Winter is here. -10F last night. Drained fuel system and water from 21 touring two months ago. Removed battery, sprayed fogging oil in each cylinder. Since the old girl is in an unheated garage I'm back to the weekly ritual of yanking the crank till April when I'll fuel up again.
I would premix antifreeze to match your lowest temp and refill the cooling system. Will keep the inside of block and head from rusting more. Antifreeze has anti rust inhibitors in it. Which is also the reason to use antifreeze all year round.
My OP is; Gas tanks that are empty go thru hot cold causing condensation on the inside like a metal roofed shed, which can lead to rust out. It would be better to fill and use gas stabilizers to minimize the exposed inside surface area.
I had my engine rebuilt last year and the engine builder recommended no antifreeze for at least one year. The reason possible damage to the head gasket. I also ran water with anti-corrosive additive up till draining.
The gas tank was sloshed with 50 to 1 2 stroke mix.
RE; I had my engine rebuilt last year and the engine builder recommended no antifreeze for at least one year. The reason possible damage to the head gasket.
? That's a new one.
Ok so you should follow what the builder told you
My OP for what it's worth:
If the engine has been run and the head re torqued several times as it should, that should be a non issue. I get where he is coming from in part, before the head is fully seated there may or may not be some leakage, there should not be any. Antifreeze would not hurt the gasket, copper or steel.
RE: anti-corrosive additive
That is a great idea! Even my 1948 Ford truck manual said to do the same thing if not running antifreeze.
Antifreeze is pretty slippery and will leak or seep when straight water may not. Sounds to me that the rebuilder has dealt with some coolant leak issues in the past when a-freeze was used and hopes to get past any warranty issues by using straight water for the warranty period.
I think you hit it (excuse the pun) right on the head! I cant think of any other reason not to use anti-freeze and had never heard anyone cautioning against using it- temporarily.
I'm confused Having rebuilt several engines in my life the first thing I do after a test run with plain water to determine that I have no leaks is to add antifreeze,I then check the level daily for the first week and have never had a problem. Maybe it's all the new colors in the antifreeze that damages the head gasket. Maybe Herm will chime in with his thoughts here
I only use straight water when I first put on the head or radiator. The reason is to be sure I have no leaks. After the head is torqued several times until it stays at torque, I drain and use anti-freeze.

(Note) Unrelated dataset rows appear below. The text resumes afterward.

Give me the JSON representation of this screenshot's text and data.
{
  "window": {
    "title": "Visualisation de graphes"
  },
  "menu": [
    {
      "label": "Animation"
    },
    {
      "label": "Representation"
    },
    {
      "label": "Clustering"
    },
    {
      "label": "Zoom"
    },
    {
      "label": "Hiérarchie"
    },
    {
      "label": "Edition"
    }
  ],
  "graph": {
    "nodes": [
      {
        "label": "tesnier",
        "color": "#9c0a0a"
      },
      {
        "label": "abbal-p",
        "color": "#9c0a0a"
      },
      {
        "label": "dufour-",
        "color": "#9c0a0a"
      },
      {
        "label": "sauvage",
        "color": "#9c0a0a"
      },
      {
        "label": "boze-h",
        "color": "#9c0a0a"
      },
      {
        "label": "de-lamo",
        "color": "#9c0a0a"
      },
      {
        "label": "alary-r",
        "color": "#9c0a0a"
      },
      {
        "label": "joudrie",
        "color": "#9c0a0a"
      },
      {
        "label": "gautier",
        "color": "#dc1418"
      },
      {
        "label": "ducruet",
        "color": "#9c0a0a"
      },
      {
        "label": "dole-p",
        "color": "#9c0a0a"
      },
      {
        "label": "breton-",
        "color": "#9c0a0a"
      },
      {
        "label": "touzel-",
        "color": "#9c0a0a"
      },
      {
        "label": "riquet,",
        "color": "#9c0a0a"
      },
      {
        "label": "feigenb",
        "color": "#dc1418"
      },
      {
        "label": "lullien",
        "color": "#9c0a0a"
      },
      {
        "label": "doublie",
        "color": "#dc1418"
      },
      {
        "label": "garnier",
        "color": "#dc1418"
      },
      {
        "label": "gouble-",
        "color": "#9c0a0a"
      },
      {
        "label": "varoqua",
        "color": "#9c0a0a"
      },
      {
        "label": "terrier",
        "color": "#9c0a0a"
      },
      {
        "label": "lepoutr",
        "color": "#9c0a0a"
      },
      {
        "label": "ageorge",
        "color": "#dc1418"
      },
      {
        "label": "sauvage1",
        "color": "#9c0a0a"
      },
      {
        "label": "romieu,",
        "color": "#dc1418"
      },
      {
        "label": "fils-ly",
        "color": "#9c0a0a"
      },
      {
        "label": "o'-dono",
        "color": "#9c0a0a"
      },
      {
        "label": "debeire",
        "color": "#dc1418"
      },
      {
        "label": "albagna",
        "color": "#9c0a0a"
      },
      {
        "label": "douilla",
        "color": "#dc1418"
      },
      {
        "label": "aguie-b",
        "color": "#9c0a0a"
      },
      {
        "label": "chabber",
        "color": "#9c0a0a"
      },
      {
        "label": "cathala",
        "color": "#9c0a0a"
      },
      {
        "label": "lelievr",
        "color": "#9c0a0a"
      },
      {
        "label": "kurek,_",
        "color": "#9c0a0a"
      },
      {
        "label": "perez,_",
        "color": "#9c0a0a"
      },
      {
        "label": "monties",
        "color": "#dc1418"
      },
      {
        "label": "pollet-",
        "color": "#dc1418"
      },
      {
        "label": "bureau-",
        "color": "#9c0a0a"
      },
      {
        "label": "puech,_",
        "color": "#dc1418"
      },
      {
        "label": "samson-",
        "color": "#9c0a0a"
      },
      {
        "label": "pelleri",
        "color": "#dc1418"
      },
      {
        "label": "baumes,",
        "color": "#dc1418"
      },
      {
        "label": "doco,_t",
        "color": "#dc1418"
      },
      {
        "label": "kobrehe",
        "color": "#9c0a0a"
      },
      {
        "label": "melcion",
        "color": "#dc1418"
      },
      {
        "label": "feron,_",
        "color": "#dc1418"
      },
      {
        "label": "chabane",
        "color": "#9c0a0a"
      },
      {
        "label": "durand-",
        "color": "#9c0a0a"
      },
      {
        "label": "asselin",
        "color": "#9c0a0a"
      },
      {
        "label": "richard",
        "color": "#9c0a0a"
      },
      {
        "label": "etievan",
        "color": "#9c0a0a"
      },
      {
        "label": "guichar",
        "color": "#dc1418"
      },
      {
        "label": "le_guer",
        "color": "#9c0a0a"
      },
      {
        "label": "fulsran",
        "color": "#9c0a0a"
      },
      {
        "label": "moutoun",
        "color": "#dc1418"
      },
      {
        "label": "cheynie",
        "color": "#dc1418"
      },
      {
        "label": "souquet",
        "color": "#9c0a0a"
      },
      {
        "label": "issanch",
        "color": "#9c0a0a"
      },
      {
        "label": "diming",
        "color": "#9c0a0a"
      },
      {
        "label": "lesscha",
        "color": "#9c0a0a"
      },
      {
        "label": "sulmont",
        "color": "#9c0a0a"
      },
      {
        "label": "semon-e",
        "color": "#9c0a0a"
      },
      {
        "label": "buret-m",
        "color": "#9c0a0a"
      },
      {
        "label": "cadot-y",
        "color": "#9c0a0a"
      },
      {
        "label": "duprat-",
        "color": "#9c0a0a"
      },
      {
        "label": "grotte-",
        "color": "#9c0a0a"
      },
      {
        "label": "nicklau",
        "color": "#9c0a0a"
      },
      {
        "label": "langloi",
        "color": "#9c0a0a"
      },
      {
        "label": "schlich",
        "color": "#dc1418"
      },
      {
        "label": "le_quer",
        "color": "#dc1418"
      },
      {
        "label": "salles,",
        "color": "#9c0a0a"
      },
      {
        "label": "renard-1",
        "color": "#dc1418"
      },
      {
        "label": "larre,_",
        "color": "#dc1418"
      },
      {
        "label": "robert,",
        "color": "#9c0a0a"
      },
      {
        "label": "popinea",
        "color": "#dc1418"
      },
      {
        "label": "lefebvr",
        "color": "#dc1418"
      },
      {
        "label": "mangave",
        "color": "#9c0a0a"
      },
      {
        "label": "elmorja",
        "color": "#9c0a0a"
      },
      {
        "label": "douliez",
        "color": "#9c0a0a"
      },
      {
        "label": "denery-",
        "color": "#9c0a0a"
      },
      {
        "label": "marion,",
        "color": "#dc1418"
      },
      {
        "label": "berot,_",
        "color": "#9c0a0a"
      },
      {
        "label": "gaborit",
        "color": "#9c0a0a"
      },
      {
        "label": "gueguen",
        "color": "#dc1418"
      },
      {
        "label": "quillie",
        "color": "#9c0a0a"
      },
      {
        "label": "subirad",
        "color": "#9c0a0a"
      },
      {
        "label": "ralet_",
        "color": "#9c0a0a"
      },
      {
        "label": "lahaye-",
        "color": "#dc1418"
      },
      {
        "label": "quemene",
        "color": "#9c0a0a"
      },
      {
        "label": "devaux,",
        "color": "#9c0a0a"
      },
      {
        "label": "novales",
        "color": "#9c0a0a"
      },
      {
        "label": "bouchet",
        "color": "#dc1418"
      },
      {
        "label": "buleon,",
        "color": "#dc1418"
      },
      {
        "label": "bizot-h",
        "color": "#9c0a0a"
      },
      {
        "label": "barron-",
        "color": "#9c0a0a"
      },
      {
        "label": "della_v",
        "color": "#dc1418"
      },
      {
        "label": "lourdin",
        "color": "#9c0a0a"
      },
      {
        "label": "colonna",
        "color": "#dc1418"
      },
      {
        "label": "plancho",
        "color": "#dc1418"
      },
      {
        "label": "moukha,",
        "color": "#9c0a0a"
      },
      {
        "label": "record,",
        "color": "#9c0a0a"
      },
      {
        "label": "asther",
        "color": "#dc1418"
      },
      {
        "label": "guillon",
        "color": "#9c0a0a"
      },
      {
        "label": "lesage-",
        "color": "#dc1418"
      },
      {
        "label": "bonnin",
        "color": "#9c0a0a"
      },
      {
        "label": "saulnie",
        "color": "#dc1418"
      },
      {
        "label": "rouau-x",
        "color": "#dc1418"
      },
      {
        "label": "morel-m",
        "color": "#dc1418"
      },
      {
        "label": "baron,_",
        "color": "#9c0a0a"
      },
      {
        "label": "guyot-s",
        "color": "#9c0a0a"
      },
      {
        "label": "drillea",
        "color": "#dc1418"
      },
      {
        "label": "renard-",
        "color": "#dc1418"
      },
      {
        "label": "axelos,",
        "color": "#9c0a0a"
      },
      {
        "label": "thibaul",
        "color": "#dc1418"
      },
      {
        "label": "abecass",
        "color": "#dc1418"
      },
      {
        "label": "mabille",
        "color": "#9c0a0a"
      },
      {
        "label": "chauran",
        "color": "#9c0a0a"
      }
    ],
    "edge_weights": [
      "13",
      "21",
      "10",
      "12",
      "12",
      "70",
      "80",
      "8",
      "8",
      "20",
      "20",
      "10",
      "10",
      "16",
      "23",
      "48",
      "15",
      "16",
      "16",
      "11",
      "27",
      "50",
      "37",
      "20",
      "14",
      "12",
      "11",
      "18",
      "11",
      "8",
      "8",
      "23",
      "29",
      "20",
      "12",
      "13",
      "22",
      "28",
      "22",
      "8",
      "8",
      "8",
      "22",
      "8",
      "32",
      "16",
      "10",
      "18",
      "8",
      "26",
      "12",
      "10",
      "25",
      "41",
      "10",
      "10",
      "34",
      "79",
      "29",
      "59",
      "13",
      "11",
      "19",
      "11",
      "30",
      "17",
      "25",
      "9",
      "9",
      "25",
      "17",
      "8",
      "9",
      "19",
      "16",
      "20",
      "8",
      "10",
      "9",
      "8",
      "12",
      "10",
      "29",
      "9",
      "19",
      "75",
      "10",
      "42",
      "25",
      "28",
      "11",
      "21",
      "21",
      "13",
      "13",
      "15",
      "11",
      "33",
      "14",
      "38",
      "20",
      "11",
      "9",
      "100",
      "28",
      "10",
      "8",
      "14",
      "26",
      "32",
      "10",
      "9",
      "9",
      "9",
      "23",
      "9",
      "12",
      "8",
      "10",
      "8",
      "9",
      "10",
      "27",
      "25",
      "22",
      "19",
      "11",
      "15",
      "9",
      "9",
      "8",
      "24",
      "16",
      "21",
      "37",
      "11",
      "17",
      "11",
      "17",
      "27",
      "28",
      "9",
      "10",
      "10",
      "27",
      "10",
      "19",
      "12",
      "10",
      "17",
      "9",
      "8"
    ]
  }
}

We very seldom have freezing weather here, but the anti-freeze has rust inhibiter in it and it also raises the boiling point so you won't lose as much steam when the engine gets hot. I don't know what kind of water you have there, but our water is so hard that it seals plumbing leaks! Maybe that is why the rebuilder wants you to use it, however the same lime and calcium deposits will plug the radiator and prevent cooling. So if you use straight water, use distilled water.
The last time I torqued the head was after cool down on the last time I ran the engine. That was the fourth re-torque in 10 hours on the engine. The torgue held on all bolts. I am now contemplating putting an anti freeze mix to prevent corrosion based on the advise of forum members.
No layup here. Some winters we have a few days or nights with single digit temps, some winters lowest temps in the teens. Our T will be driven on all but the coldest days. I have the system clean with no leaks and will change to a 50/50 mix in the next few days.